We met him for coffee shortly after had a YC interview and we were later accepted in the spring of 15 batch.” So that’s eight years ago. This is not something that I would personally do, it doesn’t sound fun. But talk about grinding and doing what it takes to get the job done, right? And if you’re going to do a two-sided marketplace, as I said this is how you do it. But also none of that scales, but all they were doing was just trying to prove things out and just trying to learn and if you think about that that’s what doing things that don’t scale is about.

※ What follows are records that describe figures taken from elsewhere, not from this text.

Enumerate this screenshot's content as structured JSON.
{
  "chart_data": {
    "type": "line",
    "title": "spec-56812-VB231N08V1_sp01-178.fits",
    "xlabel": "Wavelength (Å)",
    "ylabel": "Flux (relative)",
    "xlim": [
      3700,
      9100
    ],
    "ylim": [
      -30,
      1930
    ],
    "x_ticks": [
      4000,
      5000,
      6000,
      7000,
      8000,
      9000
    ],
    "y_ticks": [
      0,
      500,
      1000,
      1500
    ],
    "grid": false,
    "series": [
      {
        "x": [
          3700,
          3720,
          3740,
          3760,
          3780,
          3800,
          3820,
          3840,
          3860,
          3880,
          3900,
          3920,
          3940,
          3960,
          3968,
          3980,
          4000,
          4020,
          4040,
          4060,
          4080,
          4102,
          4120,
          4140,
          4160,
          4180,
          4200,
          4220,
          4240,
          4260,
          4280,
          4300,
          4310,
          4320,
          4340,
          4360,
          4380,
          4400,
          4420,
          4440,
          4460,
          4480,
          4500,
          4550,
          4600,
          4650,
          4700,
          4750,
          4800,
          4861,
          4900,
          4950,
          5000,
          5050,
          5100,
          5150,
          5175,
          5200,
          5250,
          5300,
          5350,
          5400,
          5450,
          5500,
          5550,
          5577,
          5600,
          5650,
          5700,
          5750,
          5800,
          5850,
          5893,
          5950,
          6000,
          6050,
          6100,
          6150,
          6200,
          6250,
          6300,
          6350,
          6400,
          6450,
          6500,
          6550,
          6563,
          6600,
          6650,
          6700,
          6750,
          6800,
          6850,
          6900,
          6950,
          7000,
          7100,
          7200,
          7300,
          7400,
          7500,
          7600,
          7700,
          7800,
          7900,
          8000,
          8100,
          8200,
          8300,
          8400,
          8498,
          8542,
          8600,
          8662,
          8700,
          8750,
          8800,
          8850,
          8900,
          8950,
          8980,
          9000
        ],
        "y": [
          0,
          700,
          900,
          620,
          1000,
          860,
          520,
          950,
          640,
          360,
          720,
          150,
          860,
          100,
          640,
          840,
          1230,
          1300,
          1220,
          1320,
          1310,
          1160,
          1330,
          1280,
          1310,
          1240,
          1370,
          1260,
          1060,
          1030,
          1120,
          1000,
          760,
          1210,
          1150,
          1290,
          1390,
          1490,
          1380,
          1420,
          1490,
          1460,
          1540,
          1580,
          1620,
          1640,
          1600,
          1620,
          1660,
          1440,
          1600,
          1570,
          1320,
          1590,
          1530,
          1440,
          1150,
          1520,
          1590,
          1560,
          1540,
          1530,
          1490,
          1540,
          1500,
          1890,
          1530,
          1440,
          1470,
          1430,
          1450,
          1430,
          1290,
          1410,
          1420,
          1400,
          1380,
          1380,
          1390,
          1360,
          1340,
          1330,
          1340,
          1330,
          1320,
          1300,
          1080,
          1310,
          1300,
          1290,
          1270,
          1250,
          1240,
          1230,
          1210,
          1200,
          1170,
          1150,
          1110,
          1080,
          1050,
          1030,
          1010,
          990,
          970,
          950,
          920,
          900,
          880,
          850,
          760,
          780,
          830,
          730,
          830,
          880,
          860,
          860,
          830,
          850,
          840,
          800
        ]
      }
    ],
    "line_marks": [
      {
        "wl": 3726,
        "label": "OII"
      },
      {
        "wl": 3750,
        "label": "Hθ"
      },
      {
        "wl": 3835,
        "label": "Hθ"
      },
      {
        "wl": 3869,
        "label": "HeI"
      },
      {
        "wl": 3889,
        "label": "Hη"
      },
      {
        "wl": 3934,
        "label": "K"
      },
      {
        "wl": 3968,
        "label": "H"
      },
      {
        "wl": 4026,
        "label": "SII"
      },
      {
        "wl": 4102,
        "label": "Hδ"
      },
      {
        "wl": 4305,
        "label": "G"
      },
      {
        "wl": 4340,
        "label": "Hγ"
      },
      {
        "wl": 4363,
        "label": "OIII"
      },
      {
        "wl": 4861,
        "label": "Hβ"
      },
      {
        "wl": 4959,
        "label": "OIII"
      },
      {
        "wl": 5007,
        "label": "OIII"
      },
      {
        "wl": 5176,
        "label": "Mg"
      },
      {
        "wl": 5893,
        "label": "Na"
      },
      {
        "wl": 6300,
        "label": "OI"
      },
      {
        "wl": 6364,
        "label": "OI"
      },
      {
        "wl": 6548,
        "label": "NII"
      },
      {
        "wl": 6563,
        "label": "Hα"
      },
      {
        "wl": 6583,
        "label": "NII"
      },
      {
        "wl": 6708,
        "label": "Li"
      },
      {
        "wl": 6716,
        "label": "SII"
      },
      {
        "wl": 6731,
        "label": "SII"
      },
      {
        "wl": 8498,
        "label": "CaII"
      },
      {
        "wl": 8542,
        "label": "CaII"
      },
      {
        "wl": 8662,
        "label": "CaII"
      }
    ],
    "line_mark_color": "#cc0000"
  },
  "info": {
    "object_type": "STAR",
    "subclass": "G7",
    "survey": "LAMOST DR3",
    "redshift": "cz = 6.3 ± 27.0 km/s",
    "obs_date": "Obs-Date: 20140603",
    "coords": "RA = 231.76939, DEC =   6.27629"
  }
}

And there are a lot of companies that apply to TinySeed that we talk to and some that get in that are doing the human automation man or woman behind the curtain just pedaling like a duck under the water like crazy to get the service done just to prove that there’s a need.

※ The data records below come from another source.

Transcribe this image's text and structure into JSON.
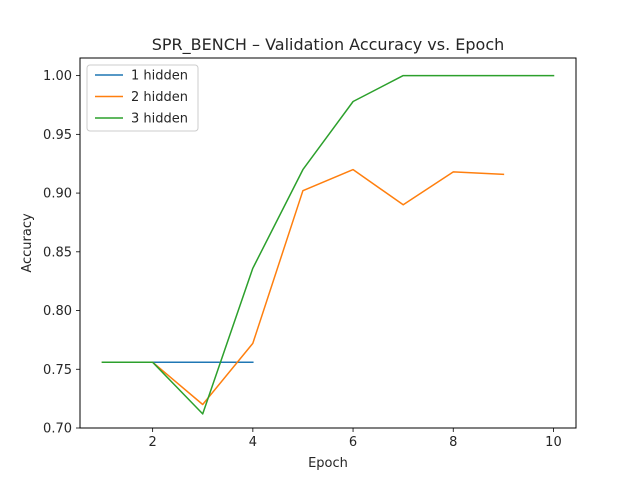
{
  "chart_data": {
    "type": "line",
    "title": "SPR_BENCH – Validation Accuracy vs. Epoch",
    "xlabel": "Epoch",
    "ylabel": "Accuracy",
    "xlim": [
      0.55,
      10.45
    ],
    "ylim": [
      0.7,
      1.015
    ],
    "xticks": [
      2,
      4,
      6,
      8,
      10
    ],
    "yticks": [
      0.7,
      0.75,
      0.8,
      0.85,
      0.9,
      0.95,
      1.0
    ],
    "ytick_labels": [
      "0.70",
      "0.75",
      "0.80",
      "0.85",
      "0.90",
      "0.95",
      "1.00"
    ],
    "grid": false,
    "legend_position": "top-left",
    "series": [
      {
        "name": "1 hidden",
        "color": "#1f77b4",
        "x": [
          1,
          2,
          3,
          4
        ],
        "values": [
          0.756,
          0.756,
          0.756,
          0.756
        ]
      },
      {
        "name": "2 hidden",
        "color": "#ff7f0e",
        "x": [
          1,
          2,
          3,
          4,
          5,
          6,
          7,
          8,
          9
        ],
        "values": [
          0.756,
          0.756,
          0.72,
          0.772,
          0.902,
          0.92,
          0.89,
          0.918,
          0.916
        ]
      },
      {
        "name": "3 hidden",
        "color": "#2ca02c",
        "x": [
          1,
          2,
          3,
          4,
          5,
          6,
          7,
          8,
          9,
          10
        ],
        "values": [
          0.756,
          0.756,
          0.712,
          0.836,
          0.92,
          0.978,
          1.0,
          1.0,
          1.0,
          1.0
        ]
      }
    ]
  }
}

Because if you prove there’s a need and you prove that you can sell it and you prove that people are willing to pay for it, fulfilling the service and automating that, writing it in code is often not the hard part. It’s usually not the hard part. The hard part is just figuring out what is it that people want? How do I build something that people want? How do I offer something that people want and are willing to pay for? And however, you can validate that obviously assuming you’re doing it ethically and you’re doing it in a way that allows you to learn. I’m all for doing things that don’t scale in the early days and that’s going to wrap us up for this week’s episode. Thanks for joining me this week, I know it was kind of a mashup of multiple episode types and it’s one of these weeks where the show has to go on. I wanted to get an episode out to you.